Voice of Reason

Sorry I've been ignoring this thread; I've been in the middle of moving. In response to Scook, the essay was based entirely on the manual and analysis of the equations; I didn't check it with actual gameplay data.

I will consider making a Cliff Notes version, but for now I think I've used up my procrastination quota!

In a sustained fit of total insanity, I analyzed the combat/supply/morale equations of SC2 and wrote up the results (with diagrams and graphs!). You may or may not find it useful, but you probably will find it amusing. It is, if nothing else, a shining symbol of my ability to waste time. It may not be the Great Pyramid of procrastination, but it's at least the Washington Monument. If you want to check it out, go here: http://s3.amazonaws.com/voiceofreason/Science-of-SC2.pdf I make no guarantees as to accuracy. Use at your own risk. Void where prohibited by law.

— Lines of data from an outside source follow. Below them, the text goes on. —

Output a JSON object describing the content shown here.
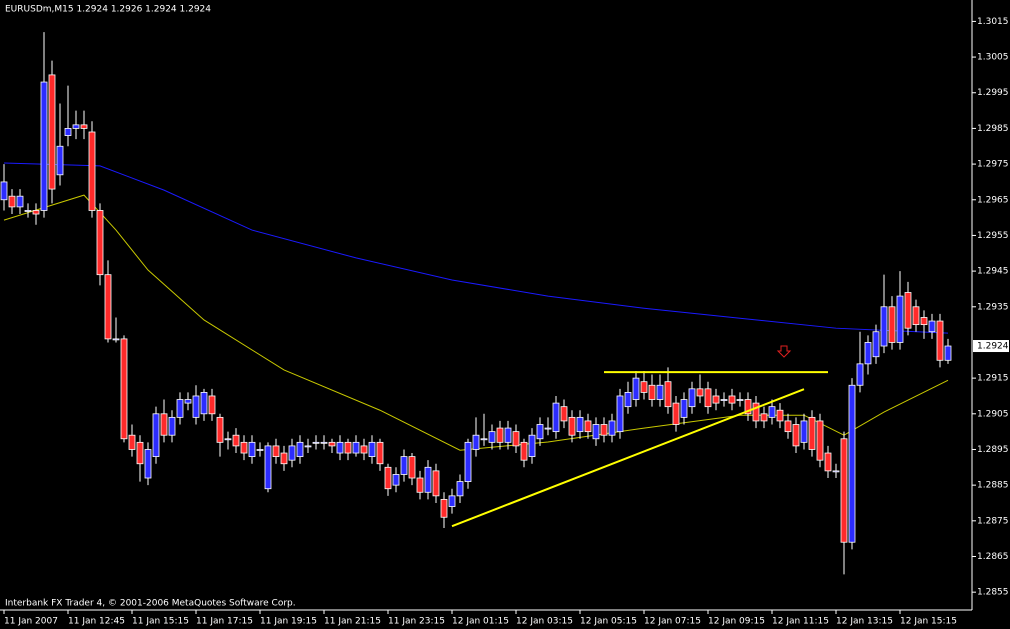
{
  "header": {
    "symbol_line": "EURUSDm,M15  1.2924 1.2926 1.2924 1.2924",
    "footer": "Interbank FX Trader 4, © 2001-2006 MetaQuotes Software Corp."
  },
  "chart_data": {
    "type": "candlestick",
    "up_color": "#2c2cff",
    "down_color": "#ff2a2a",
    "wick_color": "#ffffff",
    "ylim": [
      1.285,
      1.3021
    ],
    "yticks": [
      1.3015,
      1.3005,
      1.2995,
      1.2985,
      1.2975,
      1.2965,
      1.2955,
      1.2945,
      1.2935,
      1.2915,
      1.2905,
      1.2895,
      1.2885,
      1.2875,
      1.2865,
      1.2855
    ],
    "last_price": 1.2924,
    "categories": [
      "11 Jan 2007",
      null,
      null,
      null,
      null,
      null,
      null,
      null,
      "11 Jan 12:45",
      null,
      null,
      null,
      null,
      null,
      null,
      null,
      "11 Jan 15:15",
      null,
      null,
      null,
      null,
      null,
      null,
      null,
      "11 Jan 17:15",
      null,
      null,
      null,
      null,
      null,
      null,
      null,
      "11 Jan 19:15",
      null,
      null,
      null,
      null,
      null,
      null,
      null,
      "11 Jan 21:15",
      null,
      null,
      null,
      null,
      null,
      null,
      null,
      "11 Jan 23:15",
      null,
      null,
      null,
      null,
      null,
      null,
      null,
      "12 Jan 01:15",
      null,
      null,
      null,
      null,
      null,
      null,
      null,
      "12 Jan 03:15",
      null,
      null,
      null,
      null,
      null,
      null,
      null,
      "12 Jan 05:15",
      null,
      null,
      null,
      null,
      null,
      null,
      null,
      "12 Jan 07:15",
      null,
      null,
      null,
      null,
      null,
      null,
      null,
      "12 Jan 09:15",
      null,
      null,
      null,
      null,
      null,
      null,
      null,
      "12 Jan 11:15",
      null,
      null,
      null,
      null,
      null,
      null,
      null,
      "12 Jan 13:15",
      null,
      null,
      null,
      null,
      null,
      null,
      null,
      "12 Jan 15:15",
      null,
      null,
      null,
      null,
      null,
      null
    ],
    "candles": [
      [
        1.2965,
        1.2975,
        1.2962,
        1.297
      ],
      [
        1.2966,
        1.2968,
        1.2961,
        1.2963
      ],
      [
        1.2963,
        1.2968,
        1.2961,
        1.2966
      ],
      [
        1.2962,
        1.2964,
        1.296,
        1.2962
      ],
      [
        1.2962,
        1.2964,
        1.2958,
        1.2961
      ],
      [
        1.2962,
        1.3012,
        1.296,
        1.2998
      ],
      [
        1.3,
        1.3004,
        1.2964,
        1.2968
      ],
      [
        1.2972,
        1.2992,
        1.2969,
        1.298
      ],
      [
        1.2983,
        1.2997,
        1.298,
        1.2985
      ],
      [
        1.2985,
        1.299,
        1.2982,
        1.2986
      ],
      [
        1.2986,
        1.299,
        1.2982,
        1.2985
      ],
      [
        1.2984,
        1.2987,
        1.296,
        1.2962
      ],
      [
        1.2962,
        1.2964,
        1.2941,
        1.2944
      ],
      [
        1.2944,
        1.2948,
        1.2925,
        1.2926
      ],
      [
        1.2926,
        1.2932,
        1.2925,
        1.2926
      ],
      [
        1.2926,
        1.2927,
        1.2897,
        1.2898
      ],
      [
        1.2899,
        1.2902,
        1.2893,
        1.2895
      ],
      [
        1.2897,
        1.2899,
        1.2886,
        1.2891
      ],
      [
        1.2887,
        1.2897,
        1.2885,
        1.2895
      ],
      [
        1.2893,
        1.2907,
        1.2891,
        1.2905
      ],
      [
        1.2905,
        1.2909,
        1.2897,
        1.2899
      ],
      [
        1.2899,
        1.2906,
        1.2897,
        1.2904
      ],
      [
        1.2904,
        1.2911,
        1.2902,
        1.2909
      ],
      [
        1.2908,
        1.2911,
        1.2906,
        1.2909
      ],
      [
        1.2904,
        1.2913,
        1.2902,
        1.291
      ],
      [
        1.2905,
        1.2912,
        1.2903,
        1.2911
      ],
      [
        1.291,
        1.2912,
        1.2903,
        1.2905
      ],
      [
        1.2904,
        1.2905,
        1.2893,
        1.2897
      ],
      [
        1.2898,
        1.29,
        1.2895,
        1.2898
      ],
      [
        1.2899,
        1.2901,
        1.2894,
        1.2896
      ],
      [
        1.2897,
        1.2899,
        1.2892,
        1.2894
      ],
      [
        1.2893,
        1.2899,
        1.2891,
        1.2897
      ],
      [
        1.2895,
        1.2897,
        1.2893,
        1.2895
      ],
      [
        1.2884,
        1.2897,
        1.2883,
        1.2896
      ],
      [
        1.2896,
        1.2898,
        1.2891,
        1.2893
      ],
      [
        1.2894,
        1.2896,
        1.2889,
        1.2891
      ],
      [
        1.2892,
        1.2898,
        1.289,
        1.2896
      ],
      [
        1.2893,
        1.2899,
        1.2891,
        1.2897
      ],
      [
        1.2896,
        1.2898,
        1.2894,
        1.2896
      ],
      [
        1.2897,
        1.2899,
        1.2895,
        1.2897
      ],
      [
        1.2897,
        1.2899,
        1.2895,
        1.2897
      ],
      [
        1.2897,
        1.2898,
        1.2894,
        1.2896
      ],
      [
        1.2894,
        1.2899,
        1.2892,
        1.2897
      ],
      [
        1.2897,
        1.2898,
        1.2892,
        1.2894
      ],
      [
        1.2894,
        1.2899,
        1.2893,
        1.2897
      ],
      [
        1.2896,
        1.2898,
        1.2892,
        1.2894
      ],
      [
        1.2893,
        1.2899,
        1.2891,
        1.2897
      ],
      [
        1.2897,
        1.2898,
        1.2889,
        1.2891
      ],
      [
        1.289,
        1.2891,
        1.2882,
        1.2884
      ],
      [
        1.2885,
        1.289,
        1.2883,
        1.2888
      ],
      [
        1.2888,
        1.2895,
        1.2886,
        1.2893
      ],
      [
        1.2893,
        1.2894,
        1.2885,
        1.2887
      ],
      [
        1.2887,
        1.2889,
        1.2881,
        1.2883
      ],
      [
        1.2883,
        1.2892,
        1.2881,
        1.289
      ],
      [
        1.2889,
        1.2891,
        1.288,
        1.2882
      ],
      [
        1.2881,
        1.2883,
        1.2873,
        1.2876
      ],
      [
        1.2879,
        1.2884,
        1.2877,
        1.2882
      ],
      [
        1.2882,
        1.2888,
        1.288,
        1.2886
      ],
      [
        1.2886,
        1.2898,
        1.2884,
        1.2897
      ],
      [
        1.2895,
        1.2904,
        1.2893,
        1.2899
      ],
      [
        1.2898,
        1.2905,
        1.2896,
        1.2898
      ],
      [
        1.2897,
        1.2902,
        1.2895,
        1.29
      ],
      [
        1.2901,
        1.2903,
        1.2895,
        1.2897
      ],
      [
        1.2897,
        1.2903,
        1.2895,
        1.2901
      ],
      [
        1.29,
        1.2902,
        1.2894,
        1.2896
      ],
      [
        1.2897,
        1.2898,
        1.289,
        1.2892
      ],
      [
        1.2893,
        1.2901,
        1.2891,
        1.2899
      ],
      [
        1.2898,
        1.2904,
        1.2896,
        1.2902
      ],
      [
        1.2901,
        1.2904,
        1.2899,
        1.2901
      ],
      [
        1.29,
        1.291,
        1.2898,
        1.2908
      ],
      [
        1.2907,
        1.2909,
        1.2901,
        1.2903
      ],
      [
        1.2904,
        1.2906,
        1.2897,
        1.2899
      ],
      [
        1.29,
        1.2906,
        1.2898,
        1.2904
      ],
      [
        1.2903,
        1.2905,
        1.2898,
        1.29
      ],
      [
        1.2898,
        1.2904,
        1.2896,
        1.2902
      ],
      [
        1.2902,
        1.2904,
        1.2897,
        1.2899
      ],
      [
        1.2899,
        1.2905,
        1.2897,
        1.2903
      ],
      [
        1.29,
        1.2912,
        1.2898,
        1.291
      ],
      [
        1.2907,
        1.2914,
        1.2905,
        1.2911
      ],
      [
        1.2909,
        1.2917,
        1.2907,
        1.2915
      ],
      [
        1.2914,
        1.2917,
        1.2909,
        1.2911
      ],
      [
        1.2913,
        1.2916,
        1.2907,
        1.2909
      ],
      [
        1.2909,
        1.2916,
        1.2907,
        1.2913
      ],
      [
        1.2914,
        1.2918,
        1.2905,
        1.2907
      ],
      [
        1.2908,
        1.291,
        1.29,
        1.2902
      ],
      [
        1.2904,
        1.2911,
        1.2902,
        1.2909
      ],
      [
        1.2907,
        1.2914,
        1.2905,
        1.2912
      ],
      [
        1.2912,
        1.2916,
        1.2908,
        1.291
      ],
      [
        1.2912,
        1.2914,
        1.2905,
        1.2907
      ],
      [
        1.291,
        1.2912,
        1.2906,
        1.2908
      ],
      [
        1.2909,
        1.2911,
        1.2907,
        1.2909
      ],
      [
        1.291,
        1.2912,
        1.2906,
        1.2908
      ],
      [
        1.2909,
        1.2911,
        1.2907,
        1.2909
      ],
      [
        1.2909,
        1.2911,
        1.2903,
        1.2905
      ],
      [
        1.2908,
        1.291,
        1.2901,
        1.2903
      ],
      [
        1.2905,
        1.2907,
        1.2901,
        1.2903
      ],
      [
        1.2904,
        1.2909,
        1.2902,
        1.2907
      ],
      [
        1.2906,
        1.2908,
        1.2901,
        1.2903
      ],
      [
        1.2903,
        1.2905,
        1.2898,
        1.29
      ],
      [
        1.2902,
        1.2904,
        1.2894,
        1.2896
      ],
      [
        1.2897,
        1.2905,
        1.2895,
        1.2903
      ],
      [
        1.2904,
        1.2906,
        1.2893,
        1.2895
      ],
      [
        1.2903,
        1.2905,
        1.289,
        1.2892
      ],
      [
        1.2894,
        1.2896,
        1.2887,
        1.2889
      ],
      [
        1.2889,
        1.2891,
        1.2887,
        1.2889
      ],
      [
        1.2898,
        1.29,
        1.286,
        1.2869
      ],
      [
        1.2869,
        1.2915,
        1.2867,
        1.2913
      ],
      [
        1.2913,
        1.2928,
        1.2911,
        1.2919
      ],
      [
        1.2919,
        1.2927,
        1.2916,
        1.2925
      ],
      [
        1.2921,
        1.293,
        1.2919,
        1.2928
      ],
      [
        1.2924,
        1.2944,
        1.2922,
        1.2935
      ],
      [
        1.2935,
        1.2938,
        1.2923,
        1.2925
      ],
      [
        1.2925,
        1.2945,
        1.2923,
        1.2938
      ],
      [
        1.2939,
        1.2942,
        1.2927,
        1.2929
      ],
      [
        1.2935,
        1.2937,
        1.2928,
        1.293
      ],
      [
        1.2932,
        1.2934,
        1.2926,
        1.293
      ],
      [
        1.2928,
        1.2933,
        1.2926,
        1.2931
      ],
      [
        1.2931,
        1.2933,
        1.2918,
        1.292
      ],
      [
        1.292,
        1.2926,
        1.2919,
        1.2924
      ]
    ],
    "lines": [
      {
        "color": "#1a1aff",
        "x": [
          0,
          12,
          20,
          31,
          44,
          56,
          68,
          80,
          92,
          104,
          118
        ],
        "values": [
          1.29753,
          1.29745,
          1.29677,
          1.29565,
          1.29487,
          1.29425,
          1.2938,
          1.29346,
          1.29318,
          1.2929,
          1.29276
        ]
      },
      {
        "color": "#c8c800",
        "x": [
          0,
          10,
          14,
          18,
          25,
          35,
          47,
          57,
          68,
          80,
          92,
          100,
          105,
          110,
          118
        ],
        "values": [
          1.29593,
          1.29663,
          1.29565,
          1.29453,
          1.29313,
          1.29173,
          1.2906,
          1.28948,
          1.28971,
          1.2901,
          1.29046,
          1.29046,
          1.2899,
          1.29055,
          1.29144
        ]
      }
    ],
    "trendlines": [
      {
        "color": "#ffff00",
        "x": [
          56,
          100
        ],
        "values": [
          1.28735,
          1.29119
        ]
      },
      {
        "color": "#ffff00",
        "x": [
          75,
          103
        ],
        "values": [
          1.29167,
          1.29167
        ]
      }
    ]
  }
}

Thanks for the clarification and advice. I still think it's strange that if your unit's strength is far enough below its morale level, having a higher supply actually hurts you, i.e., makes your morale drop faster than if you were out of supply. Intuitively, it seems to me that being in supply should always help, but I suppose the conditions under which it hurts are relatively rare and short-lasting.

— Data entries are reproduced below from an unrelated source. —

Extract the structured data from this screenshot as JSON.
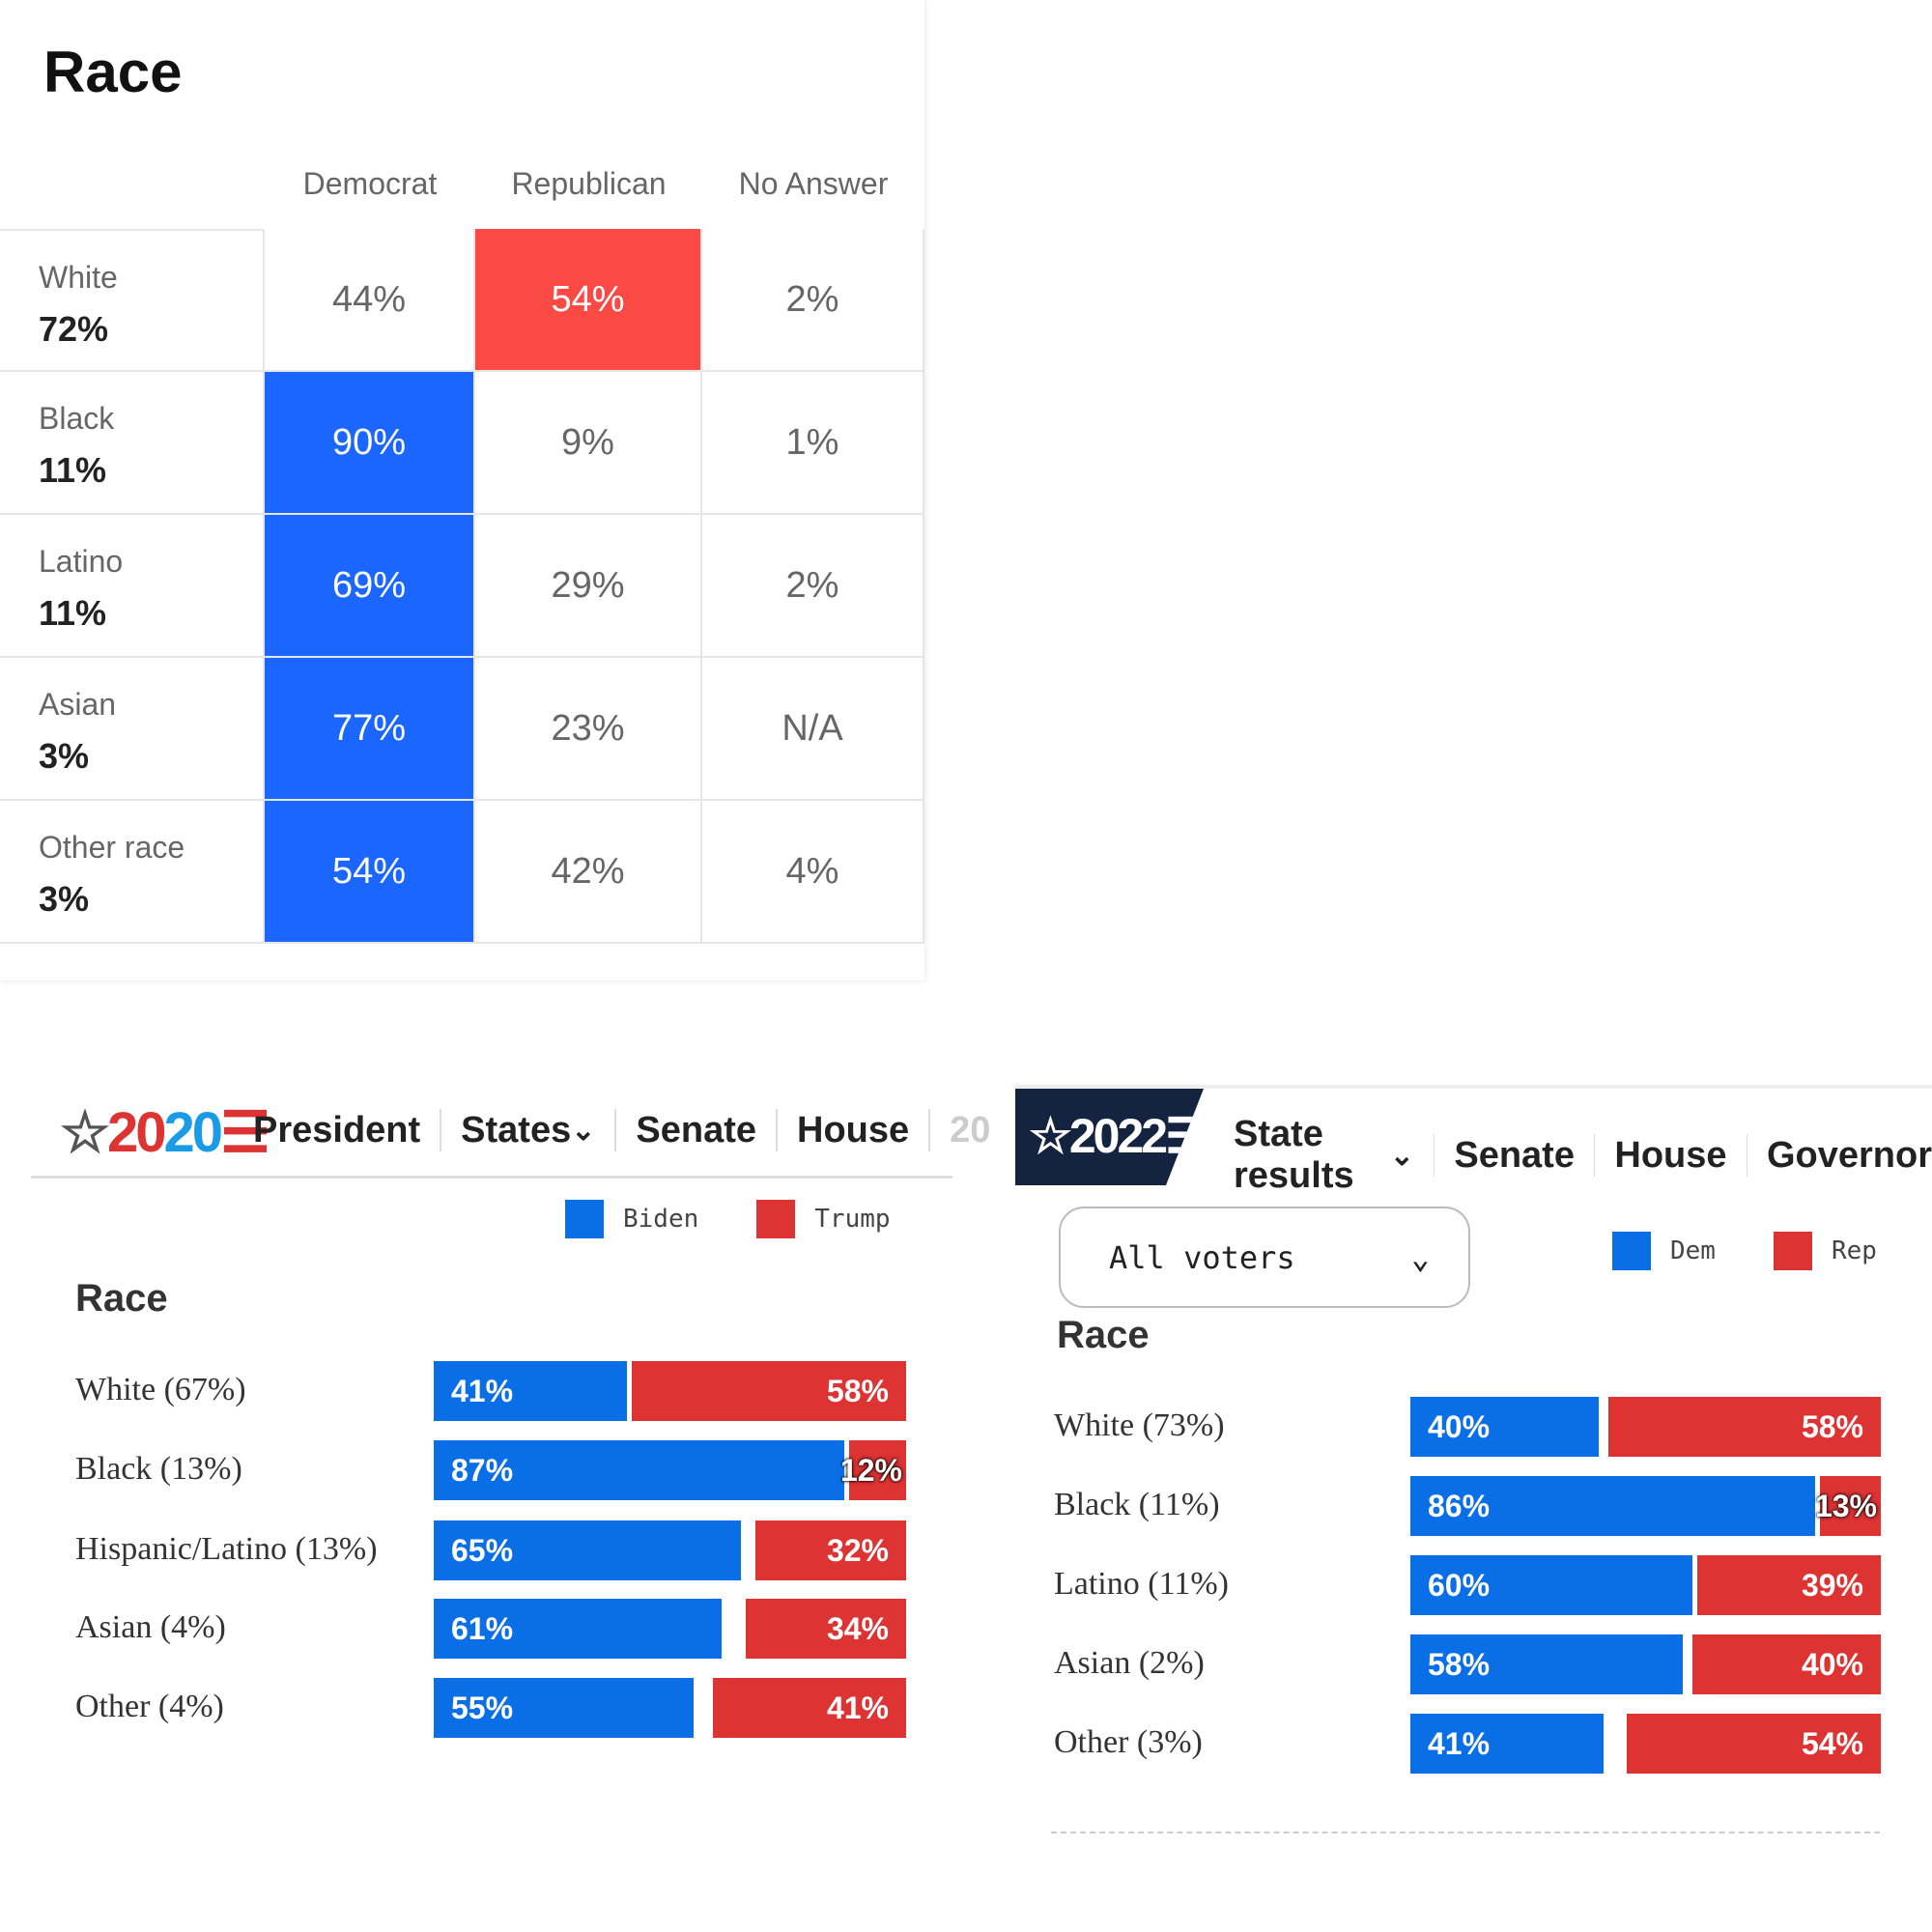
{
  "exit_poll_table": {
    "title": "Race",
    "columns": [
      "Democrat",
      "Republican",
      "No Answer"
    ],
    "rows": [
      {
        "group": "White",
        "share": "72%",
        "values": [
          "44%",
          "54%",
          "2%"
        ],
        "winner": 1
      },
      {
        "group": "Black",
        "share": "11%",
        "values": [
          "90%",
          "9%",
          "1%"
        ],
        "winner": 0
      },
      {
        "group": "Latino",
        "share": "11%",
        "values": [
          "69%",
          "29%",
          "2%"
        ],
        "winner": 0
      },
      {
        "group": "Asian",
        "share": "3%",
        "values": [
          "77%",
          "23%",
          "N/A"
        ],
        "winner": 0
      },
      {
        "group": "Other race",
        "share": "3%",
        "values": [
          "54%",
          "42%",
          "4%"
        ],
        "winner": 0
      }
    ]
  },
  "nav2020": {
    "logo": "2020",
    "items": [
      "President",
      "States",
      "Senate",
      "House",
      "20"
    ]
  },
  "nav2022": {
    "logo": "2022",
    "items": [
      "State results",
      "Senate",
      "House",
      "Governor"
    ],
    "dropdown": "All voters"
  },
  "colors": {
    "dem": "#0a6fe6",
    "rep": "#dd3333",
    "table_dem": "#1a66ff",
    "table_rep": "#fa4a43",
    "navy": "#14233f"
  },
  "chart_data": [
    {
      "type": "bar",
      "title": "Race",
      "legend": [
        "Biden",
        "Trump"
      ],
      "categories": [
        "White (67%)",
        "Black (13%)",
        "Hispanic/Latino (13%)",
        "Asian (4%)",
        "Other (4%)"
      ],
      "series": [
        {
          "name": "Biden",
          "values": [
            41,
            87,
            65,
            61,
            55
          ]
        },
        {
          "name": "Trump",
          "values": [
            58,
            12,
            32,
            34,
            41
          ]
        }
      ]
    },
    {
      "type": "bar",
      "title": "Race",
      "legend": [
        "Dem",
        "Rep"
      ],
      "categories": [
        "White (73%)",
        "Black (11%)",
        "Latino (11%)",
        "Asian (2%)",
        "Other (3%)"
      ],
      "series": [
        {
          "name": "Dem",
          "values": [
            40,
            86,
            60,
            58,
            41
          ]
        },
        {
          "name": "Rep",
          "values": [
            58,
            13,
            39,
            40,
            54
          ]
        }
      ]
    }
  ]
}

I really like SC2, but I find it difficult to extract strategy-critical details from the manual. The worst problem so far is the equation for morale (p. 35), and it is difficult to make effective plans without knowing how morale is determined. I hope someone knowledgeable (ideally, the game designer) can clarify this. Here's the problem: The equation contains 3 variables: old morale (I'll call it 'M'; range is generally 0-100), unit strength ('Str', range 1-10), and unit supply ('Sply', range 0-10). Here's the equation, as I understand it: new morale = 0.75*M + (Str-0.75*M) * (0.1*Sply) * (0.01*M). The first term is fine: in the absence of supply, morale decays exponentially, losing a quarter of its value for every turn out of supply. But the second term is impossible. The reason is that Str and M are of different orders of magnitude (Str ~ 0.1M); thus this second term will almost ALWAYS be negative and Sply > 0 would actually cause morale to drop FASTER than Sply = 0. Obviously, that does not happen. One solution would be to multiply Str by 10 (or divide M by 10). That removes the overt absurdity, but the equation remains pretty damn silly. This is because--as far as I can tell--10*Str can still be less than 0.75*M under reasonable conditions, and under those conditions, supply would still act to ACCELERATE morale loss, because (10*Str - 0.75) < 0. I can't figure this out. Please advise.